# Can't find a used Londinium so having to look at new, is the entry level Compressa model a comprise to far?



## pbsmith (Feb 17, 2021)

Hi,

I have been searching (without sucess) for a couple of years now for a used Londinium lever machine. Seen 2 in 2 years, both around the £1500 mark and missed both of them.

Got to the point now where i really fancy a change over to a lever machine so have started to extend my budget and look at new. The prices seem to have gone bonkers in recent years and realistically i can only afford/justify the LONDINIUM 1 Compressa which is currently the cheapest model in the range but is it any good. Its significantly cheaper than any of the other machines in the range as its clearly had lots of expensive bits stripped out to cut the costs. Is it compromised because of this? Would i be better with an older full spec second hand one that when new was not an entry level model? Or has the design and engineering matured/improved over the years to the point where the new base models are better than previous years top spec ones?

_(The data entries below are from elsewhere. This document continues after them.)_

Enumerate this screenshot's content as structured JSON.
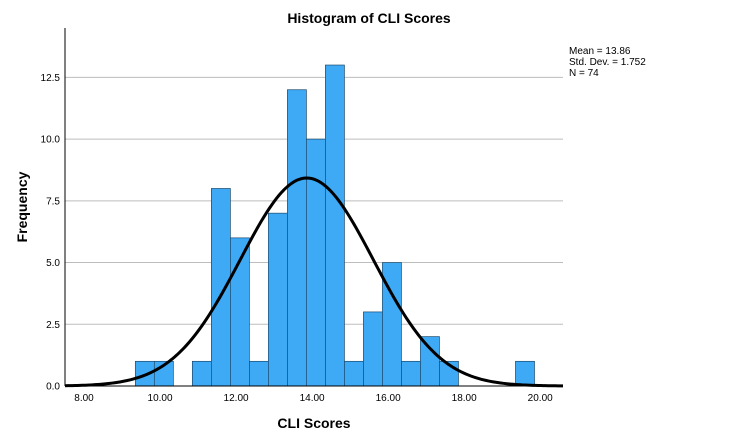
{
  "chart_data": {
    "type": "bar",
    "title": "Histogram of CLI Scores",
    "xlabel": "CLI Scores",
    "ylabel": "Frequency",
    "xlim": [
      7.5,
      20.6
    ],
    "ylim": [
      0,
      14.5
    ],
    "x_ticks": [
      "8.00",
      "10.00",
      "12.00",
      "14.00",
      "16.00",
      "18.00",
      "20.00"
    ],
    "x_tick_values": [
      8,
      10,
      12,
      14,
      16,
      18,
      20
    ],
    "y_ticks": [
      "0.0",
      "2.5",
      "5.0",
      "7.5",
      "10.0",
      "12.5"
    ],
    "y_tick_values": [
      0,
      2.5,
      5,
      7.5,
      10,
      12.5
    ],
    "bin_width": 0.5,
    "bins": [
      {
        "start": 9.35,
        "value": 1
      },
      {
        "start": 9.85,
        "value": 1
      },
      {
        "start": 10.85,
        "value": 1
      },
      {
        "start": 11.35,
        "value": 8
      },
      {
        "start": 11.85,
        "value": 6
      },
      {
        "start": 12.35,
        "value": 1
      },
      {
        "start": 12.85,
        "value": 7
      },
      {
        "start": 13.35,
        "value": 12
      },
      {
        "start": 13.85,
        "value": 10
      },
      {
        "start": 14.35,
        "value": 13
      },
      {
        "start": 14.85,
        "value": 1
      },
      {
        "start": 15.35,
        "value": 3
      },
      {
        "start": 15.85,
        "value": 5
      },
      {
        "start": 16.35,
        "value": 1
      },
      {
        "start": 16.85,
        "value": 2
      },
      {
        "start": 17.35,
        "value": 1
      },
      {
        "start": 19.35,
        "value": 1
      }
    ],
    "normal_curve": {
      "mean": 13.86,
      "sd": 1.752,
      "n": 74
    },
    "grid": "horizontal"
  },
  "stats": {
    "mean": "Mean = 13.86",
    "sd": "Std. Dev. = 1.752",
    "n": "N = 74"
  }
}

I'm fairly handy with the diy tools but how much of a job would it be to plumb in a feed and drain ? do you need any fancy valves, fittings etc?

Thanks in advance.


----------



## danielpugh (Oct 26, 2016)

Just been through a lever research/upgraditis. First - i looked at the compressa - there is a note on the blog about imminent price increase, so if comitted to (any) londinium I would take the plunge maybe sooner rather than later. Personally I found the price a bit too high. A compressa is an r24 with the pump, reservoir, and app electronics stripped out. If you have good pressure and willing/able to plumb then I would saving. I found several happy users on forums who had. I think getting an older machine is also good, but obviously rare and usual caveats of second hand machines to be wary of. Worth noting the competitors are izzo Alex leva (I almost purchased), profitec p800, and the coming soon Vesuvius lever (I have ordered). Worth having a look at these, as they are all good machines. The p800 has a reservoir and pump, but can be plumbed later (probably makes easier to sell if you change later). The others all use PID as opposed to pstat. So less noise, but probably slightly less reliable depending on your water quality. Plumbed connection means a totally silent machine (no pump noise!) - not the case for the r24 or Vesuvius lever. The r24 has a very quiet rotary pump which is nice, but personally I think the compressa is better if you cannot have plumbed (and protected e.g. Osmosis). If you don't plumb, I would still investigate e.g. osmio as poor water breaks the machines, not the plumbing...

Anyway plumbing isn't too difficult in itself, but gets more difficult depending on layout. for me the mains connection was easy and I got at the same time as the kitchen went in, so no worksurface cutting required. If not experienced, I'd say makes sense to do most of the research yourself as will make it easier if you know what you want (as opposed to getting a plumber who may not know about espresso machines), and hopefully just a few hours work or less to actually install. I'd strongly recommend looking at water treatment, even if you have soft water. If you are in the UK, you should be able to search your local waterboard test results by postcode. I have bwt bestmax premium, but would have liked to have got Osmosis e.g. osmio h7 in retrospect.

You will need decent pressure/flow around 3 bar at least, greater to get higher preinfusion. For variable preinfusion on the compressa (or on the profitec or leva) you will need a variable pressure reducer installed in the connection before it goes to the machine. So this is basically done outside the machine, which then feeds a relatively large boiler inside the machine (it's basically a very simple design, which is why they are reliable).

The londinium has only waste or non-waste drip tray (no bung to convert ). Ideally do get a waste pipe in case of leaks etc which end in the drip tray, but also because you then avoid having to get two trays or take a drill to a non-plumbed tray. Other makes/lever machines are pre-drilled with a bung.


----------



## DavecUK (Aug 6, 2013)

@pbsmith I reckon you might see a few coming up soon....

Welcome to the forum


----------



## PJCT (Jun 17, 2020)

Yes! I suggest keeping an eye out.

I was speaking to Reiss about a Londinium (c. a year ago) and the prices kept on moving up as I spoke to him (I won't go into all the details).

So I started looking at the Profitec 800. Then a few lever machines came up on here and I ended up with a Londinium for 1,200. Looking back on the "sold" section I see that I bought it on 14 September. There was a Quick Mill Veloce for 1,100 for sale that I was considering (and then the Londinium popped up). And at the same time there was an Olympic Cremina!

The Londinium has been excellent.

But I sort of regret not buying the Veloce and the Cremina as well.


----------